Add a sitemap to Google Search Console
We can help the robot find all the subpages by reporting in the Google panel a site map with a list of all the subpages available for indexation.
Beware of content cannibalization
The use of the same key phrases and similar sub-page concretions for two or more sub-pages will certainly not help your SEO, and will even make Google have trouble showing sub-pages for certain key phrases.
Avoid hacking attacks
Hacking attacks also lower the chance of being indexed. So it's worth keeping your site secure.
Server logs
By analyzing the logs you can see how the robot moved around your site. It is best to analyze the last month, although for large sites the ideal range is two weeks.
Check robots.txt
It is worth checking which blocked addresses are crawled and removing unnecessary rules.
Check how many internal addresses are not canonical.

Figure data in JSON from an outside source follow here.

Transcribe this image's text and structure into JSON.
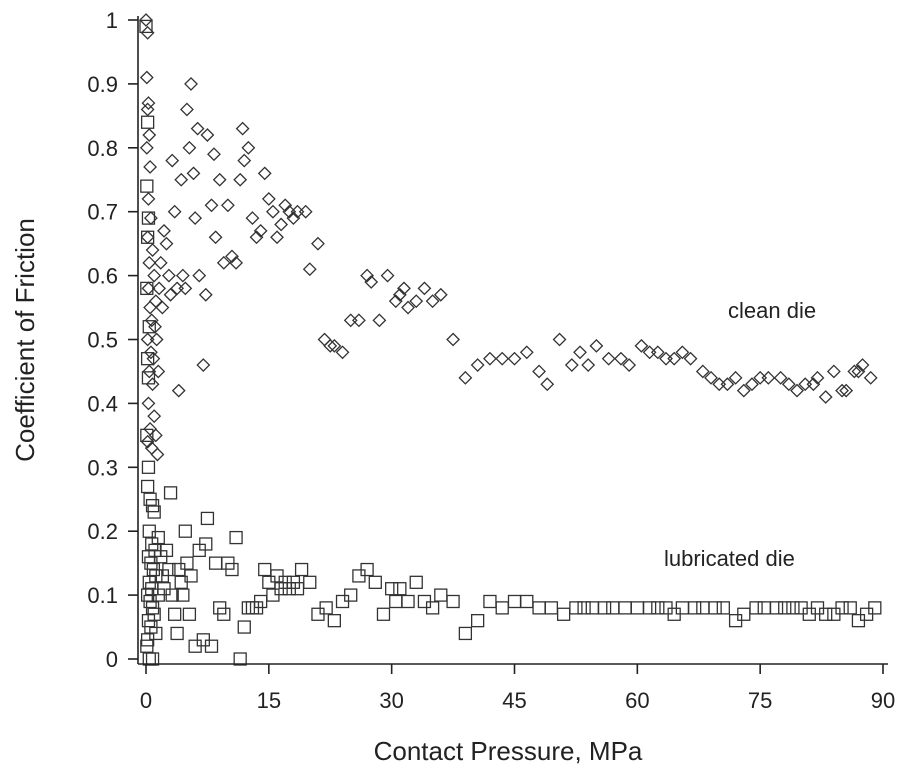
{
  "chart_data": {
    "type": "scatter",
    "xlabel": "Contact Pressure, MPa",
    "ylabel": "Coefficient of Friction",
    "xlim": [
      0,
      90
    ],
    "ylim": [
      0,
      1
    ],
    "xticks": [
      "0",
      "15",
      "30",
      "45",
      "60",
      "75",
      "90"
    ],
    "yticks": [
      "0",
      "0.1",
      "0.2",
      "0.3",
      "0.4",
      "0.5",
      "0.6",
      "0.7",
      "0.8",
      "0.9",
      "1"
    ],
    "grid": false,
    "legend": "none",
    "annotations": [
      "clean die",
      "lubricated die"
    ],
    "series": [
      {
        "marker": "diamond",
        "color": "#333333",
        "points": [
          [
            0,
            1.0
          ],
          [
            0.2,
            0.98
          ],
          [
            0.1,
            0.91
          ],
          [
            0.3,
            0.87
          ],
          [
            0.2,
            0.86
          ],
          [
            0.4,
            0.82
          ],
          [
            0.1,
            0.8
          ],
          [
            0.5,
            0.77
          ],
          [
            0.3,
            0.72
          ],
          [
            0.6,
            0.69
          ],
          [
            0.2,
            0.66
          ],
          [
            0.8,
            0.64
          ],
          [
            0.4,
            0.62
          ],
          [
            1.0,
            0.6
          ],
          [
            0.3,
            0.58
          ],
          [
            1.2,
            0.56
          ],
          [
            0.5,
            0.55
          ],
          [
            0.7,
            0.53
          ],
          [
            1.1,
            0.52
          ],
          [
            0.2,
            0.5
          ],
          [
            1.3,
            0.5
          ],
          [
            0.6,
            0.48
          ],
          [
            0.9,
            0.47
          ],
          [
            0.4,
            0.45
          ],
          [
            1.5,
            0.45
          ],
          [
            0.8,
            0.43
          ],
          [
            0.3,
            0.4
          ],
          [
            1.0,
            0.38
          ],
          [
            0.5,
            0.36
          ],
          [
            1.2,
            0.35
          ],
          [
            0.2,
            0.34
          ],
          [
            0.7,
            0.33
          ],
          [
            1.4,
            0.32
          ],
          [
            1.6,
            0.58
          ],
          [
            1.8,
            0.62
          ],
          [
            2.0,
            0.55
          ],
          [
            2.2,
            0.67
          ],
          [
            2.5,
            0.65
          ],
          [
            2.8,
            0.6
          ],
          [
            3.0,
            0.57
          ],
          [
            3.2,
            0.78
          ],
          [
            3.5,
            0.7
          ],
          [
            3.8,
            0.58
          ],
          [
            4.0,
            0.42
          ],
          [
            4.3,
            0.75
          ],
          [
            4.5,
            0.6
          ],
          [
            4.8,
            0.58
          ],
          [
            5.0,
            0.86
          ],
          [
            5.3,
            0.8
          ],
          [
            5.5,
            0.9
          ],
          [
            5.8,
            0.76
          ],
          [
            6.0,
            0.69
          ],
          [
            6.3,
            0.83
          ],
          [
            6.5,
            0.6
          ],
          [
            7.0,
            0.46
          ],
          [
            7.3,
            0.57
          ],
          [
            7.5,
            0.82
          ],
          [
            8.0,
            0.71
          ],
          [
            8.3,
            0.79
          ],
          [
            8.5,
            0.66
          ],
          [
            9.0,
            0.75
          ],
          [
            9.5,
            0.62
          ],
          [
            10.0,
            0.71
          ],
          [
            10.5,
            0.63
          ],
          [
            11.0,
            0.62
          ],
          [
            11.5,
            0.75
          ],
          [
            11.8,
            0.83
          ],
          [
            12.0,
            0.78
          ],
          [
            12.5,
            0.8
          ],
          [
            13.0,
            0.69
          ],
          [
            13.5,
            0.66
          ],
          [
            14.0,
            0.67
          ],
          [
            14.5,
            0.76
          ],
          [
            15.0,
            0.72
          ],
          [
            15.5,
            0.7
          ],
          [
            16.0,
            0.66
          ],
          [
            16.5,
            0.68
          ],
          [
            17.0,
            0.71
          ],
          [
            17.5,
            0.7
          ],
          [
            18.0,
            0.69
          ],
          [
            18.5,
            0.7
          ],
          [
            19.5,
            0.7
          ],
          [
            20.0,
            0.61
          ],
          [
            21.0,
            0.65
          ],
          [
            21.8,
            0.5
          ],
          [
            22.5,
            0.49
          ],
          [
            23.0,
            0.49
          ],
          [
            24.0,
            0.48
          ],
          [
            25.0,
            0.53
          ],
          [
            26.0,
            0.53
          ],
          [
            27.0,
            0.6
          ],
          [
            27.5,
            0.59
          ],
          [
            28.5,
            0.53
          ],
          [
            29.5,
            0.6
          ],
          [
            30.5,
            0.56
          ],
          [
            31.0,
            0.57
          ],
          [
            31.5,
            0.58
          ],
          [
            32.0,
            0.55
          ],
          [
            33.0,
            0.56
          ],
          [
            34.0,
            0.58
          ],
          [
            35.0,
            0.56
          ],
          [
            36.0,
            0.57
          ],
          [
            37.5,
            0.5
          ],
          [
            39.0,
            0.44
          ],
          [
            40.5,
            0.46
          ],
          [
            42.0,
            0.47
          ],
          [
            43.5,
            0.47
          ],
          [
            45.0,
            0.47
          ],
          [
            46.5,
            0.48
          ],
          [
            48.0,
            0.45
          ],
          [
            49.0,
            0.43
          ],
          [
            50.5,
            0.5
          ],
          [
            52.0,
            0.46
          ],
          [
            53.0,
            0.48
          ],
          [
            54.0,
            0.46
          ],
          [
            55.0,
            0.49
          ],
          [
            56.5,
            0.47
          ],
          [
            58.0,
            0.47
          ],
          [
            59.0,
            0.46
          ],
          [
            60.5,
            0.49
          ],
          [
            61.5,
            0.48
          ],
          [
            62.5,
            0.48
          ],
          [
            63.5,
            0.47
          ],
          [
            64.5,
            0.47
          ],
          [
            65.5,
            0.48
          ],
          [
            66.5,
            0.47
          ],
          [
            68.0,
            0.45
          ],
          [
            69.0,
            0.44
          ],
          [
            70.0,
            0.43
          ],
          [
            71.0,
            0.43
          ],
          [
            72.0,
            0.44
          ],
          [
            73.0,
            0.42
          ],
          [
            74.0,
            0.43
          ],
          [
            75.0,
            0.44
          ],
          [
            76.0,
            0.44
          ],
          [
            77.5,
            0.44
          ],
          [
            78.5,
            0.43
          ],
          [
            79.5,
            0.42
          ],
          [
            80.5,
            0.43
          ],
          [
            81.5,
            0.43
          ],
          [
            82.0,
            0.44
          ],
          [
            83.0,
            0.41
          ],
          [
            84.0,
            0.45
          ],
          [
            85.0,
            0.42
          ],
          [
            85.5,
            0.42
          ],
          [
            86.5,
            0.45
          ],
          [
            87.0,
            0.45
          ],
          [
            87.5,
            0.46
          ],
          [
            88.5,
            0.44
          ]
        ]
      },
      {
        "marker": "square",
        "color": "#333333",
        "points": [
          [
            0,
            0.99
          ],
          [
            0.2,
            0.84
          ],
          [
            0.1,
            0.74
          ],
          [
            0.3,
            0.69
          ],
          [
            0.2,
            0.66
          ],
          [
            0.1,
            0.58
          ],
          [
            0.4,
            0.52
          ],
          [
            0.2,
            0.47
          ],
          [
            0.3,
            0.44
          ],
          [
            0.1,
            0.35
          ],
          [
            0.3,
            0.3
          ],
          [
            0.2,
            0.27
          ],
          [
            0.5,
            0.25
          ],
          [
            0.8,
            0.24
          ],
          [
            1.0,
            0.23
          ],
          [
            0.4,
            0.2
          ],
          [
            0.7,
            0.18
          ],
          [
            1.1,
            0.17
          ],
          [
            0.3,
            0.16
          ],
          [
            0.6,
            0.15
          ],
          [
            0.9,
            0.14
          ],
          [
            1.2,
            0.13
          ],
          [
            0.4,
            0.12
          ],
          [
            0.7,
            0.11
          ],
          [
            1.5,
            0.1
          ],
          [
            0.2,
            0.1
          ],
          [
            0.5,
            0.09
          ],
          [
            0.8,
            0.08
          ],
          [
            1.0,
            0.07
          ],
          [
            0.3,
            0.06
          ],
          [
            0.6,
            0.05
          ],
          [
            1.2,
            0.04
          ],
          [
            0.2,
            0.03
          ],
          [
            0.1,
            0.02
          ],
          [
            0.4,
            0.0
          ],
          [
            0.8,
            0.0
          ],
          [
            1.5,
            0.19
          ],
          [
            1.8,
            0.16
          ],
          [
            2.0,
            0.13
          ],
          [
            2.2,
            0.11
          ],
          [
            2.5,
            0.17
          ],
          [
            2.8,
            0.14
          ],
          [
            3.0,
            0.26
          ],
          [
            3.2,
            0.1
          ],
          [
            3.5,
            0.07
          ],
          [
            3.8,
            0.04
          ],
          [
            4.0,
            0.14
          ],
          [
            4.3,
            0.12
          ],
          [
            4.5,
            0.1
          ],
          [
            4.8,
            0.2
          ],
          [
            5.0,
            0.15
          ],
          [
            5.3,
            0.07
          ],
          [
            5.5,
            0.13
          ],
          [
            6.0,
            0.02
          ],
          [
            6.5,
            0.17
          ],
          [
            7.0,
            0.03
          ],
          [
            7.3,
            0.18
          ],
          [
            7.5,
            0.22
          ],
          [
            8.0,
            0.02
          ],
          [
            8.5,
            0.15
          ],
          [
            9.0,
            0.08
          ],
          [
            9.5,
            0.07
          ],
          [
            10.0,
            0.15
          ],
          [
            10.5,
            0.14
          ],
          [
            11.0,
            0.19
          ],
          [
            11.5,
            0.0
          ],
          [
            12.0,
            0.05
          ],
          [
            12.5,
            0.08
          ],
          [
            13.0,
            0.08
          ],
          [
            13.5,
            0.08
          ],
          [
            14.0,
            0.09
          ],
          [
            14.5,
            0.14
          ],
          [
            15.0,
            0.12
          ],
          [
            15.5,
            0.1
          ],
          [
            16.0,
            0.13
          ],
          [
            16.5,
            0.11
          ],
          [
            17.0,
            0.12
          ],
          [
            17.5,
            0.11
          ],
          [
            18.0,
            0.12
          ],
          [
            18.5,
            0.11
          ],
          [
            19.0,
            0.14
          ],
          [
            20.0,
            0.12
          ],
          [
            21.0,
            0.07
          ],
          [
            22.0,
            0.08
          ],
          [
            23.0,
            0.06
          ],
          [
            24.0,
            0.09
          ],
          [
            25.0,
            0.1
          ],
          [
            26.0,
            0.13
          ],
          [
            27.0,
            0.14
          ],
          [
            28.0,
            0.12
          ],
          [
            29.0,
            0.07
          ],
          [
            30.0,
            0.11
          ],
          [
            30.5,
            0.09
          ],
          [
            31.0,
            0.11
          ],
          [
            32.0,
            0.09
          ],
          [
            33.0,
            0.12
          ],
          [
            34.0,
            0.09
          ],
          [
            35.0,
            0.08
          ],
          [
            36.0,
            0.1
          ],
          [
            37.5,
            0.09
          ],
          [
            39.0,
            0.04
          ],
          [
            40.5,
            0.06
          ],
          [
            42.0,
            0.09
          ],
          [
            43.5,
            0.08
          ],
          [
            45.0,
            0.09
          ],
          [
            46.5,
            0.09
          ],
          [
            48.0,
            0.08
          ],
          [
            49.5,
            0.08
          ],
          [
            51.0,
            0.07
          ],
          [
            52.5,
            0.08
          ],
          [
            53.5,
            0.08
          ],
          [
            54.5,
            0.08
          ],
          [
            56.0,
            0.08
          ],
          [
            57.0,
            0.08
          ],
          [
            58.5,
            0.08
          ],
          [
            60.0,
            0.08
          ],
          [
            61.5,
            0.08
          ],
          [
            62.5,
            0.08
          ],
          [
            63.5,
            0.08
          ],
          [
            64.5,
            0.07
          ],
          [
            65.5,
            0.08
          ],
          [
            67.0,
            0.08
          ],
          [
            68.0,
            0.08
          ],
          [
            69.5,
            0.08
          ],
          [
            70.5,
            0.08
          ],
          [
            72.0,
            0.06
          ],
          [
            73.0,
            0.07
          ],
          [
            74.5,
            0.08
          ],
          [
            75.5,
            0.08
          ],
          [
            77.0,
            0.08
          ],
          [
            78.0,
            0.08
          ],
          [
            79.0,
            0.08
          ],
          [
            80.0,
            0.08
          ],
          [
            81.0,
            0.07
          ],
          [
            82.0,
            0.08
          ],
          [
            83.0,
            0.07
          ],
          [
            84.0,
            0.07
          ],
          [
            85.0,
            0.08
          ],
          [
            86.0,
            0.08
          ],
          [
            87.0,
            0.06
          ],
          [
            88.0,
            0.07
          ],
          [
            89.0,
            0.08
          ]
        ]
      }
    ]
  }
}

The canonical tag today is very often overlooked by the search engine.
Higher indexation rate of a page is very important however it is not a ranking factor, so it does not determine SEO. Remember, however, that crawling has a big impact on improving the health of the site and maximizing the budget for value pages. An SEO audit will be the tool to determine if SEO is going well.
A link marked as nofollow is not taken into account for indexation by Gooogle. It is also thanks to this parameter that we can control the flow of power on the site and appropriately transfer seo power through the link to specific subpages. An alternative parameter is a link marked as dofollow that transmits indexing power and seo power.
The described optimization methods will help you significantly increase the crawl budget of the site. The factors are quite numerous, and every detail, even the smallest, can matter. The absolute basis is to eliminate errors and avoid duplication. Detailed analysis in Google Search Console, as well as paid tools will be extremely useful.
You will check this by typing site:domain name in the search window. Then you will get information about the approximate number of indexed addresses. This will allow you to assess whether this number corresponds to the actual number of sub-pages.
First of all, make sure that the addresses in the sitemap return a response code of 200. Also, avoid URL adrs that contain meta robots with "noindex", pagination pages and pages that are blocked with robots.txt file. Incorrect implementation of the map or its incorrect content can reduce the crawl budget.
The indexing robot does not take into account links marked as nofollow. This allows you to prioritize and transfer SEO power to other subpages.
For this purpose, just take a look at some online tools. You can check it out at https://developers.google.com/speed/pagespeed/insights/ or https://gtmetrix.com, for example.
It's hard not to notice how important a website budget crawl is. Meanwhile, many inexperienced webmasters or online store owners overlook this aspect. With proper data analysis and optimization, you will take care of the crawl rate limit and crawl demand to stay ahead of the competition. So there is no doubt that these elements have a significant impact on traffic and, consequently, on conversions.